Copson turned around and saw Munday raise a rifle, he testified. Although the officers identified themselves as state troopers and ordered Munday to drop the weapon, he refused and fired once, Copson said.

Copson said he returned fire, shooting his handgun three times. He and Droppleman then chased Munday through a nearby wooded area and were able to handcuff him.

Barrat referred to Copson's written statement, in which Copson indicated that Munday started yelling and that Copson began shooting.

Barrat asked Copson why, in the two-page statement, he did not mention that Munday fired first.

Copson replied that he gave the statement shortly after a fellow trooper was shot and that while writing he focused on his actions.

Other witnesses who testified included Dr. Brian Holmes, a neurosurgeon at Washington County Hospital. Using a projector, Holmes showed the jury X-rays of Elswick's brain. Pieces of the bullet and of Elswick's skull remain lodged in Elswick's brain, Holmes said.
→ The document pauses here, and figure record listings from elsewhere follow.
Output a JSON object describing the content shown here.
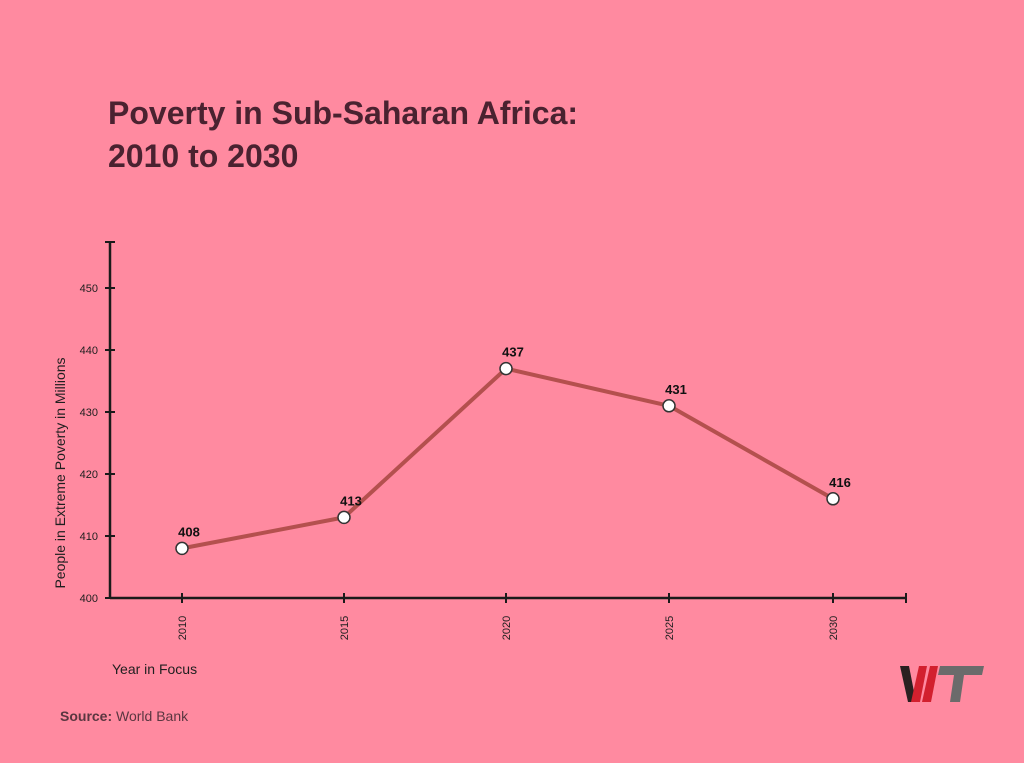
{
  "colors": {
    "background": "#ff8aa0",
    "title": "#4a2230",
    "axis": "#1a1a1a",
    "line": "#b4504e",
    "marker_fill": "#ffffff",
    "logo_dark": "#2a2020",
    "logo_red": "#d2202e",
    "logo_grey": "#6b6b6b"
  },
  "chart_data": {
    "type": "line",
    "title": "Poverty in Sub-Saharan Africa: 2010 to 2030",
    "title_lines": [
      "Poverty in Sub-Saharan Africa:",
      "2010 to 2030"
    ],
    "xlabel": "Year in Focus",
    "ylabel": "People in Extreme Poverty in Millions",
    "x": [
      "2010",
      "2015",
      "2020",
      "2025",
      "2030"
    ],
    "series": [
      {
        "values": [
          408,
          413,
          437,
          431,
          416
        ]
      }
    ],
    "data_labels": [
      "408",
      "413",
      "437",
      "431",
      "416"
    ],
    "yticks": [
      "400",
      "410",
      "420",
      "430",
      "440",
      "450"
    ],
    "ylim": [
      400,
      457
    ],
    "grid": false,
    "legend": "none"
  },
  "source": {
    "label": "Source:",
    "text": "World Bank"
  },
  "logo": {
    "icon": "wt-logo"
  }
}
Psychologist Nina Shinaberry, who interviewed Munday in May at the state's request, diagnosed him as having an alcohol and a marijuana dependence problem, an antisocial personality disorder and bipolar two, which is not as severe as bipolar one.
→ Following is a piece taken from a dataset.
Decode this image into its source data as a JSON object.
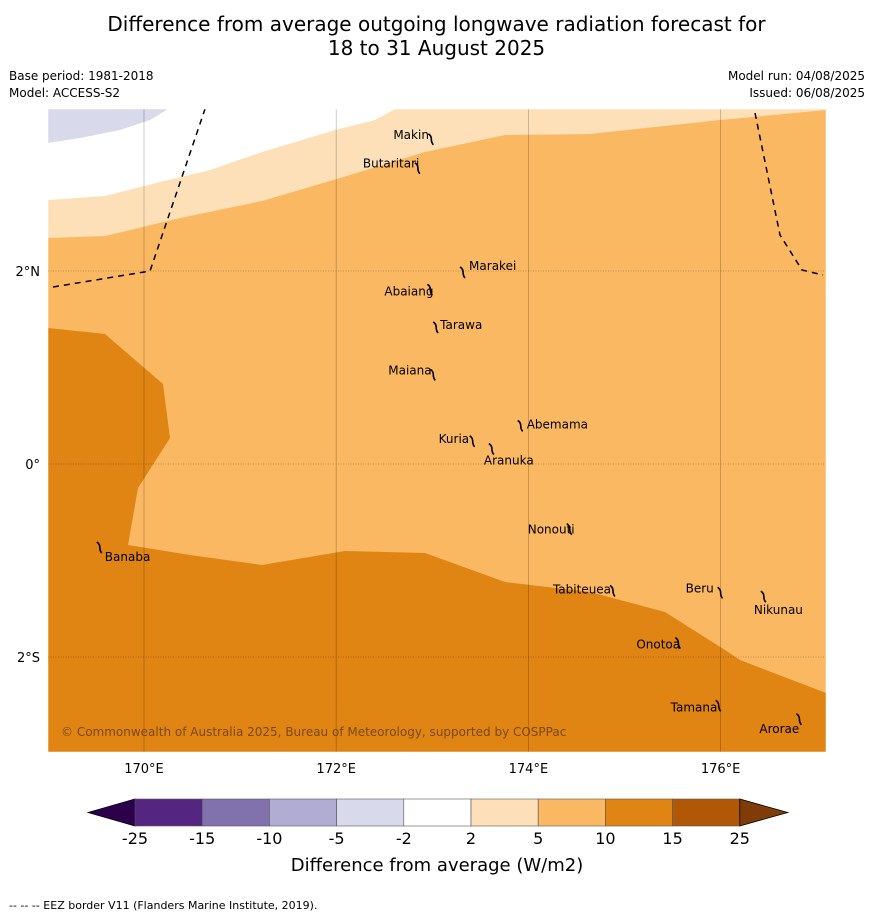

Shinaberry disagreed with a social worker who examined Munday at the defense's request and who diagnosed Munday as having post-traumatic stress disorder. Shinaberry said she has examined people with PTSD and that Munday did not exhibit several symptoms associated with the disorder, including significant anxiety, hypervigilence, an exaggerated startled response or intrusive thoughts of the event which supposedly triggered the disorder.

Munday told her that on the night of Oct. 10, he was trying to commit "suicide by cop," Shinaberry said.

Munday previously had tried to commit suicide but couldn't follow through because he is Catholic, Shinaberry said. He'd tried hanging himself and also had built a bomb, but dismantled it before blowing himself up, she said. He also had once before tried to provoke police to kill him and had tried to convince a woman to shoot him, Shinaberry said.

In her conclusion, Shinaberry said she determined that Munday knew the difference between right and wrong and that he had the ability that night to conform his behavior to the law.

Also called to the stand were Johnny and Sandra Lambert and Sandra Lambert's daughter, Megan Boyce, a sophomore in high school.

All three gave slightly different accounts of what happened before the shooting.

Johnny Lambert said he occasionally smoked marijuana and drank beer with Munday, but that he had one beer that night. After Lambert's wife and Munday's girlfriend, Connie Harrison, went to a nearby convenience store, Munday became agitated, he said.

Harrison called police from the store because she said Munday had hit her, according to testimony.